Wichtigste Strategie: Kräfte einteilen

Keine grosse Mühe den Hügel hinaufzukommen, schien der Sieger der Männer gehabt zu haben. Schaute man Niki Hug aus Olten beim Bezwingen der Strecke zu, hätte man meinen können, er gleite locker-flockig eine sanfte Anhöhe hinauf. Viermal musste Hug den Berg bezwingen. Hug sagt:

«Meine Strategie war, die Kräfte einzuteilen und nicht immer Vollgas zu geben. Das ging auf.»

Wichtig sei auch, dass man nach jedem Lauf mit dem Velo locker ein bisschen weiterfahre, damit die Säure in den Muskeln abgebaut werde.

Ebenfalls für sich entscheiden konnte das Rennen in der Kategorie der etwas älteren Herren, den Masters, Daniel Christen aus Stans. «Es war schon brutal hart», gab er nach der Zieleinfahrt zu. «Nach etwa 30 Sekunden fangen die Beine an zu brennen», sagte Christen. «Du bist noch immer mitten im Stutz drin und spürst deine Gegner im Nacken.
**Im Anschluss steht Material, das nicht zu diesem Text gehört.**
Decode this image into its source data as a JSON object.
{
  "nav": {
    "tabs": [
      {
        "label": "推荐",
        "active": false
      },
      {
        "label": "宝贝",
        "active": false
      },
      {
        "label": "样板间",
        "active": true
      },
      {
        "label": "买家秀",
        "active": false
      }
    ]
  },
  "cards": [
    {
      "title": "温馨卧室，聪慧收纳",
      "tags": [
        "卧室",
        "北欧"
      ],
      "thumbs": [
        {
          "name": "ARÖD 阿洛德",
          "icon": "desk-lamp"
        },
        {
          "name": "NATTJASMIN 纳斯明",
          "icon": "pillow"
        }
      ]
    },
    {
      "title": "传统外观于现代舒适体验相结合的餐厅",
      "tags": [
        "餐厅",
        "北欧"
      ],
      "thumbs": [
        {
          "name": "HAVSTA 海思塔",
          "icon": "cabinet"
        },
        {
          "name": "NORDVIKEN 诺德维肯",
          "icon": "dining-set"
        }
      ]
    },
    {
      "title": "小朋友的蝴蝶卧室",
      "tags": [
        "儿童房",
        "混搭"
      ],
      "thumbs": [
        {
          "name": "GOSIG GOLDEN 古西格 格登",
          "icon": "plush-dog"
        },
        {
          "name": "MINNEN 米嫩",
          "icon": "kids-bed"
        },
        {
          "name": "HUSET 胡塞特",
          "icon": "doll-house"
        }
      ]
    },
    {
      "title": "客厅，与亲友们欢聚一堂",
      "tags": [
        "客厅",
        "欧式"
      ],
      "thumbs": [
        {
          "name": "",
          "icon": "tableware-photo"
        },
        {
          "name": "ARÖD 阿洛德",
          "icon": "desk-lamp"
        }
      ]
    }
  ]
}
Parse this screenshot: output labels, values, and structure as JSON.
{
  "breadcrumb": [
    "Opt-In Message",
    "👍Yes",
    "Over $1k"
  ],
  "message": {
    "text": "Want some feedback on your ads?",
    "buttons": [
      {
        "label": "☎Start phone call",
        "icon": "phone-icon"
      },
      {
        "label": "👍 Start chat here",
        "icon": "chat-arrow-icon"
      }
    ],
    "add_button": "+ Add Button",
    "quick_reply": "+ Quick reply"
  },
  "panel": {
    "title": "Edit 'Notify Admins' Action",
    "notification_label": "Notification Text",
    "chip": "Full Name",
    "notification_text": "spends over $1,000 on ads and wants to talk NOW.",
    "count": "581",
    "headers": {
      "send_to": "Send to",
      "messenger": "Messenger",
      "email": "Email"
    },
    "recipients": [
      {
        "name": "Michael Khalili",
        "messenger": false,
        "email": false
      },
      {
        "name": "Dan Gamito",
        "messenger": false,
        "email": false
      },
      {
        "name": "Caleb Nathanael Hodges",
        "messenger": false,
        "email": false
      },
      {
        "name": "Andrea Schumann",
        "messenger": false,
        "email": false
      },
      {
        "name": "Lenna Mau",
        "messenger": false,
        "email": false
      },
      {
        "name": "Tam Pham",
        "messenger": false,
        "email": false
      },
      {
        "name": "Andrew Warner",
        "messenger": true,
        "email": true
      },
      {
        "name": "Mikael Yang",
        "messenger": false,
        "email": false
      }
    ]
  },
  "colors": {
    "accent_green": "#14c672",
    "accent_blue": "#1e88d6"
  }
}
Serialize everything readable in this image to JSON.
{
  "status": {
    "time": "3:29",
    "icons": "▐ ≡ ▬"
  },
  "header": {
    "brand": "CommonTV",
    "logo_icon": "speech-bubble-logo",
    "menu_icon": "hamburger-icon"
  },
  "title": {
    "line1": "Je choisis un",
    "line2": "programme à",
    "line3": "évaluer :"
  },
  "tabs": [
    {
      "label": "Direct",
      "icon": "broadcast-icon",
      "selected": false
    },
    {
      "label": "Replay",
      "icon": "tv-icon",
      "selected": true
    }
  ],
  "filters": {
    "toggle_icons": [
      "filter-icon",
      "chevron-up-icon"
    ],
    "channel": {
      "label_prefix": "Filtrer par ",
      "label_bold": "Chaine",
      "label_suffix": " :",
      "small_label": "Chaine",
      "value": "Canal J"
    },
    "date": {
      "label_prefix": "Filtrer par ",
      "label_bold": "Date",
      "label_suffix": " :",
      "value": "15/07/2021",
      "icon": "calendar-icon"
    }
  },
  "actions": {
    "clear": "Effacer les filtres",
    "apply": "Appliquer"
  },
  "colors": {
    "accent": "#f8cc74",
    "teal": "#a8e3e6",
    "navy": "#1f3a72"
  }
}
Aber ich kann zum Glück gut beissen, das ist meine Stärke.»

Bedingungen wegen Regen besonders hart

Bei den Frauen gewann Claudia Sutter aus Luzern. «Es war steil und gnadenlos», sagte Sutter. Zum Training sei sie am Freitag extra dreimal schon den Hügel hochgefahren und habe bemerkt. Sutter sagt:

«Am Anfang einfach nicht zu schnell loslegen, damit man beim Schlussspurt noch Energie hat.»

Laut dem Organisator Ruben Wey seien die Bedingungen in diesem Jahr durch den Regen besonders hart gewesen. «Bei nassem Asphalt haben die Fahrräder einen schlechten Grip. Ausserdem mussten die Fahrer noch gegen den Wind ankämpfen», sagte Wey. So sei aus einem sonst schon schweren Rennen ein sehr schweres Rennen geworden.

Nicht nur am «Hilliminator» drehte sich alles um den Velosport, sondern auch in zahlreichen Veloläden in Luzern. Neben leckerem Essen konnten die Besucherinnen und Besucher lernen, wie man etwa die Kette wechselt oder verschiedene Velos, E-Velos und E-Mountainbikes testen. Am Abend liessen die Velofans den Tag bei einer Velo-Party im Neubad ausklingen.